Théâtre de la Ville, Paris
- 10 mars 2012
Jayanthi Kumaresh joue la vînâ au Théâtre de la Ville (Paris)
© dr

On ne peut que se réjouir de voir l’Inde toujours si richement représentée dans la programmation de musique du monde du Théâtre de la Ville. Un jugalbandi réunissant deux fins luthistes est d’autant plus savoureux qu’il fait ici se rencontrer deux traditions au travers de deux instruments apparentés, le sitar hindoustani, du nord, et la vînâ carnatique, du sud : deux façons de déplier la saveur des râgas. « Jugalbandi » : à la fois duo et compétition amicale, il désigne, il est vrai, la formation mais aussi, et indissociablement, l’instant musical – une façon de faire jaillir la musique dans le lien tissé entre deux musiciens par le truchement des formes très strictement réglées au fondement des improvisations qui sont au cœur de cet art.
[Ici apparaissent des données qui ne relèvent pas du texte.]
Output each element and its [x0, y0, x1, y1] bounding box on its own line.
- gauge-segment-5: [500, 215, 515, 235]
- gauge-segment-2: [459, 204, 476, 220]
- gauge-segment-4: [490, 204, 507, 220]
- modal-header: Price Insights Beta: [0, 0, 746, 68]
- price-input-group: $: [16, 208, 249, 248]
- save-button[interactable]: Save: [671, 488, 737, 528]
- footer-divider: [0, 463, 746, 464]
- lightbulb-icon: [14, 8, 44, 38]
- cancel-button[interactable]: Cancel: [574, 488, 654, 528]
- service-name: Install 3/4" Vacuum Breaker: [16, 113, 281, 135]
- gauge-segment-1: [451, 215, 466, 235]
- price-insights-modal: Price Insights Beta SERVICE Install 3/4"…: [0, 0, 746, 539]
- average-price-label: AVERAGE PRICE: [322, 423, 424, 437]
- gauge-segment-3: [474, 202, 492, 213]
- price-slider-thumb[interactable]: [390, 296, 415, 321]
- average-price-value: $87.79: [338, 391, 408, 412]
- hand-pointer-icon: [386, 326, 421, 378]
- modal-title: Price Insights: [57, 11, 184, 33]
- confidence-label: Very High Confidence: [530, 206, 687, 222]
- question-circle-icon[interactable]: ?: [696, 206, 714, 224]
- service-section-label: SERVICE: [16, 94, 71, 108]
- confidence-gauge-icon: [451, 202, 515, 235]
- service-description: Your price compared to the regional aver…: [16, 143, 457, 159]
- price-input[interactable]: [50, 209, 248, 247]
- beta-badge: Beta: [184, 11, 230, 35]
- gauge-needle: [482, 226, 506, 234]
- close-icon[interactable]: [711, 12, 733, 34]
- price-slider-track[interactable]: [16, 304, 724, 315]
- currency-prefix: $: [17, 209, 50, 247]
Le morceau d’ouverture est délivré dans le râga Hamsadhvani. Râga du soir, il est issu de la tradition carnatique mais est également très pratiqué par les musiciens du nord. Pentatonique, il comporte les trois premiers degrés de la tierce initiale de notre gamme majeure, la quinte, la septième et, bien sûr, l’octave. Le sitar de Purbayan Chatterjee installe l’âlâp dans une sérénité repue. La vînâ lui répond de sa chaleureuse voix d’alto, subtilement ornementée par Jayanthi Kumaresh [photo]. Dans un dialogue ininterrompu d’une grande complémentarité, les deux grands luths parcourent le râga en alternance, chacun dans son style propre, dans l’ambitus toujours fort large des ornements de la musique carnatique. Jeux d’imitations et subtils répons délivrent une image nuancée des deux styles : le sitar dans le son texturé de la résonance de ses cordes sympathiques, la vînâ, souvent moins acide et plus immédiatement vocale, en jouant sur un matériau plus sobre que les ornements révèlent.

Jor et Jhâlâ, à la pulsation plus clairement définie, mais sans tout d’abord l’intervention des percussions, sont traversés de longs traits de silences entrecoupés des explosions d’une cellule mélodique dépliant le potentiel euphorisant du râga. À la virtuosité enveloppante du sitar et à l’intensité de la vînâ se joignent bientôt les ciselures rythmiques des tabla de Shahbaz Hussain et du mridangam de Tumkur Ravishankar. La pièce se conclut dans un unisson d’une joie parfaitement subjuguante.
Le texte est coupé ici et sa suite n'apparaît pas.